Dit-on aux femmes enceintes que la péridurale à elle seule augmente de manière significative les taux d’épisiotomie, d’extraction instrumentale, de césarienne ou d’hémorragie de la délivrance ? A mon sens, elle est trop souvent présentée comme la panacée. Ce qui est à questionner sérieusement, c’est que bon nombre de ces actes médicaux ne sont pas justifiés voire pire, pas toujours consentis par les patientes elles-mêmes. Ce sont des violences obstétricales. Elles doivent êtres dénoncées.

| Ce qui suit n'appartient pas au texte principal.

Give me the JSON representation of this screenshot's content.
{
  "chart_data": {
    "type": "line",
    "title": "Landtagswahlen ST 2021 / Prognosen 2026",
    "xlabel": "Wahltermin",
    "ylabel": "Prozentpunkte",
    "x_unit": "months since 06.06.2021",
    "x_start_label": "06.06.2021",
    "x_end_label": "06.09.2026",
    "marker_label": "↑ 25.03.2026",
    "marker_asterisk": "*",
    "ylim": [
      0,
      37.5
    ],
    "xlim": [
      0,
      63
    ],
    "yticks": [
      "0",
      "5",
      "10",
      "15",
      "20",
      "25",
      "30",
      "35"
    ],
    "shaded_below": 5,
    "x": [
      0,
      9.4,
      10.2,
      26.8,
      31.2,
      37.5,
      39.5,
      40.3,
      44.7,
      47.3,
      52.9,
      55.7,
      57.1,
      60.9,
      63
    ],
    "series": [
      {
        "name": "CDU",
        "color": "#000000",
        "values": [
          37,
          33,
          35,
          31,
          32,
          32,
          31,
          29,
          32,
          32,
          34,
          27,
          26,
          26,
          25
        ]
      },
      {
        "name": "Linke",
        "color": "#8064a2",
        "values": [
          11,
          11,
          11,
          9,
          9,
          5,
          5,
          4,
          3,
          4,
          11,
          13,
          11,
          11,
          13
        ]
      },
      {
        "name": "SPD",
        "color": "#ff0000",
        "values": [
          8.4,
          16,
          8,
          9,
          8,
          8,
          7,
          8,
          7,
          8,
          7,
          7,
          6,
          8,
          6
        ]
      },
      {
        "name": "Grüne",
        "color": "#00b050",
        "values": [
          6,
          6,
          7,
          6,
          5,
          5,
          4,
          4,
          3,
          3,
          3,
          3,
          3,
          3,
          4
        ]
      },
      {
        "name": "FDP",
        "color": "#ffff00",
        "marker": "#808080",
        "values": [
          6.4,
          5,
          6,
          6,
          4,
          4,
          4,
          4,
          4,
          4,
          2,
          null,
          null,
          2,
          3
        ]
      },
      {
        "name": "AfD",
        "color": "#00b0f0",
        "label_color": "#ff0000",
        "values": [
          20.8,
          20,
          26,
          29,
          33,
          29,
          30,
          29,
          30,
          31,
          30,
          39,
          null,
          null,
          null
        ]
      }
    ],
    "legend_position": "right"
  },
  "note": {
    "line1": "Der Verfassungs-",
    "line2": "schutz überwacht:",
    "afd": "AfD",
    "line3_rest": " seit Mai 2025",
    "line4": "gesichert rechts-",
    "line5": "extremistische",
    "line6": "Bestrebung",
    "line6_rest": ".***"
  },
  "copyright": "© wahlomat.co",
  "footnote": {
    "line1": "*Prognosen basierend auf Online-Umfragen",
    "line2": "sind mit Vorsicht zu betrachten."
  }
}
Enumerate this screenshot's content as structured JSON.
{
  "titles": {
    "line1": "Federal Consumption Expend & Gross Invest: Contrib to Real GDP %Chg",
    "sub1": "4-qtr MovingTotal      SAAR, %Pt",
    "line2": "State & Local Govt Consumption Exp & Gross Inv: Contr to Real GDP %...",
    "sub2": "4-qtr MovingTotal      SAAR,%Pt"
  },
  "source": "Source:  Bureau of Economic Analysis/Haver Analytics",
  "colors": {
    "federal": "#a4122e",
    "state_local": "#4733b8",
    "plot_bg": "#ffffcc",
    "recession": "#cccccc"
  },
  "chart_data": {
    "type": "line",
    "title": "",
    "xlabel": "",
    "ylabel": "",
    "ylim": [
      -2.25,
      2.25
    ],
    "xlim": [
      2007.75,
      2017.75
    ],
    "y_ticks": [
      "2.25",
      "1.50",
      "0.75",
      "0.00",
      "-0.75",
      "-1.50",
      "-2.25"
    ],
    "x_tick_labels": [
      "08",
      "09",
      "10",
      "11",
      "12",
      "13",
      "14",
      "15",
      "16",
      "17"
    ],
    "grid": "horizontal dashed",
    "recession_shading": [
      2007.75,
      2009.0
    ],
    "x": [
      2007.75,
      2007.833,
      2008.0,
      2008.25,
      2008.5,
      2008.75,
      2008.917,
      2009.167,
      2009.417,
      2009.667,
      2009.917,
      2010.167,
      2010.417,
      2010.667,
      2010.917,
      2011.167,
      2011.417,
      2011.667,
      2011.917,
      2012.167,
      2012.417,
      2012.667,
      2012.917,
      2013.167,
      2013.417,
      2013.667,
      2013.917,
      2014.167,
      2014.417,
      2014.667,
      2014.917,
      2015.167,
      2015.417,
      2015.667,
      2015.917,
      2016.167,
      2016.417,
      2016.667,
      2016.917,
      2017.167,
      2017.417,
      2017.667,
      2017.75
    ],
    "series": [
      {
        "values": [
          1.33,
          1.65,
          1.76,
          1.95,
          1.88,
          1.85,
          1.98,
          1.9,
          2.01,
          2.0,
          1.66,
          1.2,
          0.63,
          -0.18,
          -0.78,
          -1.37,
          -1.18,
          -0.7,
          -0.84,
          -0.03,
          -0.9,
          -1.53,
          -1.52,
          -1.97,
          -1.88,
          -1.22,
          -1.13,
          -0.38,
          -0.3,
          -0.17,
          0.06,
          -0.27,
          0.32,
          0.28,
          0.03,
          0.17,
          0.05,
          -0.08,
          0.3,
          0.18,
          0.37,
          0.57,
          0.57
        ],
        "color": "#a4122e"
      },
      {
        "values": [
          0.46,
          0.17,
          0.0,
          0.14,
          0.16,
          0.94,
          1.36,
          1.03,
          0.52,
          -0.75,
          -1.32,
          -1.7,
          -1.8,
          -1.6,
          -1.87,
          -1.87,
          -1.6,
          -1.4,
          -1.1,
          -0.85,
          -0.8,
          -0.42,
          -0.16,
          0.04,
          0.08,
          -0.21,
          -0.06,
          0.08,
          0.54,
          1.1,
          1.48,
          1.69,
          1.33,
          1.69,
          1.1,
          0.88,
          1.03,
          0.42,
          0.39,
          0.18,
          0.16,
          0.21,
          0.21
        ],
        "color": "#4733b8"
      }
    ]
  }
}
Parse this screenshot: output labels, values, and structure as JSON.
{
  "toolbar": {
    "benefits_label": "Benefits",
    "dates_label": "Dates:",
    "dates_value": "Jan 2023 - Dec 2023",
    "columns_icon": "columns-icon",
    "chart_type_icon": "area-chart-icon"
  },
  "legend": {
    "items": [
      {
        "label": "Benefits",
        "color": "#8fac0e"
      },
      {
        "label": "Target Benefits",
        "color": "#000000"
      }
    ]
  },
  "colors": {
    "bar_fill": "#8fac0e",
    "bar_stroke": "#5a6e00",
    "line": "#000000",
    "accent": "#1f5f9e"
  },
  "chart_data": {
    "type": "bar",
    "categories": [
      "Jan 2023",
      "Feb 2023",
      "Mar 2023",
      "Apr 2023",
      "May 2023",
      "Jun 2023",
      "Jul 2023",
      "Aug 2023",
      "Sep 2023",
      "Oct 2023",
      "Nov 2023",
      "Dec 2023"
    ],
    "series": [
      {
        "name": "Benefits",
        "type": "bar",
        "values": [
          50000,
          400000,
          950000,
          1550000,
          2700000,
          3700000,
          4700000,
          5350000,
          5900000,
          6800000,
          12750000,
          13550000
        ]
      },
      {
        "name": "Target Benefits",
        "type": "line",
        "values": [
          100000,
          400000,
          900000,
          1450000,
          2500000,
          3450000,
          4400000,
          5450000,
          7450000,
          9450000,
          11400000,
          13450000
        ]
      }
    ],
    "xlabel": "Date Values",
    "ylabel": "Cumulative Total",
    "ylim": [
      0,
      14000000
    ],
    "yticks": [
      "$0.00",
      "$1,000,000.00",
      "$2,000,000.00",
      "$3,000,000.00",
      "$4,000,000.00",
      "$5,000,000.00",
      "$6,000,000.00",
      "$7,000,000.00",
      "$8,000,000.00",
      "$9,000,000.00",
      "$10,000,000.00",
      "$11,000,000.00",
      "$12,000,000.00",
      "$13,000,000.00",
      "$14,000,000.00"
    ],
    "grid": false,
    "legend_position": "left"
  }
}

Mais à qui tout cela profite-t-il ? médecins ? industrie pharmaceutique ? lobbies ? L’hôpital n’est-il plus qu’une industrie parmi d’autres ? Quoi de plus normal dans une société capitaliste où l’ultralibéralisme bat son plein. Les maternités modernes tendent à devenir des usines dont l’ambition technico-productiviste considère notre utérus comme une source de profit soumis à toujours plus de rendement. Notre corps est instrumentalisé dans une prise en charge consumériste et aliénante. On doit accoucher vite, dans les créneaux des équipes médicales toujours plus réduites : une sage-femme pour trois femmes à la fois. Il faut optimiser le taux d’occupation des lits. On ne compte plus les déclenchements abusifs et nons justifiés ou dits « de convenance ». Comment, dans ce contexte, ne pas se soumettre aux protocoles imposés ? Comment laisser place aux dimensions sociales, affectives, intimes ? être à l’écoute des individualités, du cas par cas ? Comment laisser place à la liberté, à l’autonomie ? faire en sorte que la femme puisse se laisser aller aux sensations de son corps, déployer ses ressources ? Comment respecter sa physiologie, son ryhtme ? faire valoir ses compétences à donner naissance, ses intuitions, sa puissance ? Et surtout… comment accepter l’imprévisible, fondement pourtant inextirpable de l’enfantement depuis que le monde est monde ?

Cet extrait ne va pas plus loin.